Indeed, corporate stock buying is now cranking at a $1 trillion annual rate or nearly double the rate of the last several years. That huge inflow of cash and encouragement to Wall Street will undoubtedly break the market’s fall in the short-run; and over the next several quarters, perhaps, enable an extended stop-and-start stepwise decline rather than a sudden sharp plunge as in the fall-winter of 2008-09.

It also underscores why the Paul Ryan school of conservative policy wonks got it so wrong on the corporate rate cut. They still dwell in a pari passu world where higher after-tax rates of return would, in fact, stimulate increased investment, growth, employment and income. But they utterly fail to recognize that the Fed destroyed that world long ago, and that the current noxious regime of Keynesian monetary central planning is the deadly enemy of both economic prosperity and traditional free market-oriented conservative policy.

That is to say, the giant growth retardant in today’s economy is resident in the Eccles Building, not the US Treasury. Yet by slashing the corporate rate without off-setting spending cuts, and before first fixing the central bank problem, they have produced an epic mess.

And it is this mess—which we have described as a thundering monetary/fiscal collision—that will finally cancel-out the interim prop to the market from the corporate buyback binge. Moreover, on top of that we now have the Donald truly off the deep end with the launch of his one-man world trade wrecking show.

We describe it that way because when it comes to big picture policy impacts there is almost nothing the President can do on a unilateral basis to move the needle. Thus, he got nowhere on ObamaCare “repeal and replace” because there was no functioning majority on Capitol Hill; and he lucked out on his ballyhooed tax cut because the Congressional GOP was desperate to post a legislative success–any success–that it can use during the 2018 campaign as a reason to retain a Republican Congress; and that will come in especially handy if it becomes necessary as a matter of political survival to figuratively extend the mile-long distance down to the Trump White House by a considerable multiple of the same.

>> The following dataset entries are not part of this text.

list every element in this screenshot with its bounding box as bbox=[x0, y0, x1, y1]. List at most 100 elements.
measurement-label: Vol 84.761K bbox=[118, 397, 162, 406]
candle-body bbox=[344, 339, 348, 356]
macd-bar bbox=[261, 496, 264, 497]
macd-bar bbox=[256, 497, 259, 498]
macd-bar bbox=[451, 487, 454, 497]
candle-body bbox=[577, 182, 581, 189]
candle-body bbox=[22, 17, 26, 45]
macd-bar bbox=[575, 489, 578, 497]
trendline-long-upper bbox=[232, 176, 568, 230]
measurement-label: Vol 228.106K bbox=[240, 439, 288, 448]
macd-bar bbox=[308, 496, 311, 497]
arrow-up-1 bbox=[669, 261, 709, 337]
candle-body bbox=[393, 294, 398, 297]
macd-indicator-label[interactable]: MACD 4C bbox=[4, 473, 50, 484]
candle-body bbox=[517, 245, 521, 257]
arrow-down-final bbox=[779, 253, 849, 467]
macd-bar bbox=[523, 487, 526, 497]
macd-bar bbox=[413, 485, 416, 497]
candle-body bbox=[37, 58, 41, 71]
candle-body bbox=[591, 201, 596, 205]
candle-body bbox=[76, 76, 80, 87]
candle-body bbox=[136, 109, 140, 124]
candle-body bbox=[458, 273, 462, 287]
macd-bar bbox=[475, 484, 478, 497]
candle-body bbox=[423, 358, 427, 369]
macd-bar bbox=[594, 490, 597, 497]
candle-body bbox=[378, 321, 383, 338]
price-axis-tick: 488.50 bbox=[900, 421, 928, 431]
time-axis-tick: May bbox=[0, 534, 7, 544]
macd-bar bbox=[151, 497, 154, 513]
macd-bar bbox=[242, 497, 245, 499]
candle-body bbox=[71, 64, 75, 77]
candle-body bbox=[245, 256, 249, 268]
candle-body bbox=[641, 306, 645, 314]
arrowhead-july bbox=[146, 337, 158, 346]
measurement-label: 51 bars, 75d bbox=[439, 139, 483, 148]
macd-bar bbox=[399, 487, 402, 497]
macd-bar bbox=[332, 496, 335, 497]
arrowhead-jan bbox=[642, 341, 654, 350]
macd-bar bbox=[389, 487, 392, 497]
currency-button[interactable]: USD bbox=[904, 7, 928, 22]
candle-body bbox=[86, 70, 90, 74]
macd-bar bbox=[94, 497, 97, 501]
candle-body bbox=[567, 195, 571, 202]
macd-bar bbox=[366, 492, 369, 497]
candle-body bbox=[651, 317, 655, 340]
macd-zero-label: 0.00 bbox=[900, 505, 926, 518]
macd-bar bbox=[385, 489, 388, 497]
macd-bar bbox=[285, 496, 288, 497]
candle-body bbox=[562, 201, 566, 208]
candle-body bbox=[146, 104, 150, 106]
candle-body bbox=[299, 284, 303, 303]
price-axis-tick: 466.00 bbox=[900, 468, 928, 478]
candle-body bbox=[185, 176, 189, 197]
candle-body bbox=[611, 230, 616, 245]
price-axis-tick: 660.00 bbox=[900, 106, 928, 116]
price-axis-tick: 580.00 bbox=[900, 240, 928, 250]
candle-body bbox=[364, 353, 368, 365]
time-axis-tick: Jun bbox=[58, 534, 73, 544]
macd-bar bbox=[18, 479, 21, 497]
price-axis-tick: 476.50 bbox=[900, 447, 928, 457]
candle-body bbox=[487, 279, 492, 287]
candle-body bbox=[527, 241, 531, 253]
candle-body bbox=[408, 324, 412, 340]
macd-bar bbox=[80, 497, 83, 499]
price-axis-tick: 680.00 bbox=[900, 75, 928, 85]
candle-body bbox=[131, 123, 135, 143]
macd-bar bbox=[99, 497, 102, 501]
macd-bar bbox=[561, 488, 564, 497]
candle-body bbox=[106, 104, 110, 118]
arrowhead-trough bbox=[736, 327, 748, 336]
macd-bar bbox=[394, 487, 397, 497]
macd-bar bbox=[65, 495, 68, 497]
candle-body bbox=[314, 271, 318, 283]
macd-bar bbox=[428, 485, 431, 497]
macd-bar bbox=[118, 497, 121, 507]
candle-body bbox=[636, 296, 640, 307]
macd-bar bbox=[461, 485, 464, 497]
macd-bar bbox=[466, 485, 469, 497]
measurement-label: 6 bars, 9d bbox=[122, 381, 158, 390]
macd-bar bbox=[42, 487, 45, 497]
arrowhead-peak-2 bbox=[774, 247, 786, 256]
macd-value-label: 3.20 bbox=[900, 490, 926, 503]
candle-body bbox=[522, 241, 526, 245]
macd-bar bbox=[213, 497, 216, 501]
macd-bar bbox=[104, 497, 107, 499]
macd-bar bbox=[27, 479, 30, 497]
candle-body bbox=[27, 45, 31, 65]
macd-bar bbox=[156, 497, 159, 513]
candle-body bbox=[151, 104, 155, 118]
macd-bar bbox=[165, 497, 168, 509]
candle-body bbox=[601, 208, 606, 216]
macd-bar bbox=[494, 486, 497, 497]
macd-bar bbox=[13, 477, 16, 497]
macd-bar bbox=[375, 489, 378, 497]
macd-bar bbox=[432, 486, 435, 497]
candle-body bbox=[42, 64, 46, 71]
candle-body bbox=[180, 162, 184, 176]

But trade is the one policy arena where the Donald can go completely rogue owing to the insidious section 232 of the 1962 trade act. The latter literally gives the President open-ended powers to impose tariffs and other trade protections in behalf of any industry deemed essential to national defense that is purportedly being injured by foreign competition.

Needless to say, the Donald’s un-varnished, un-vetted and un-shackled thoughts whims on most any topic are a thing of considerable disruptive potential. But when it comes to trade, his mind beats to the sound ofa drummer not from this world or even possibly the next.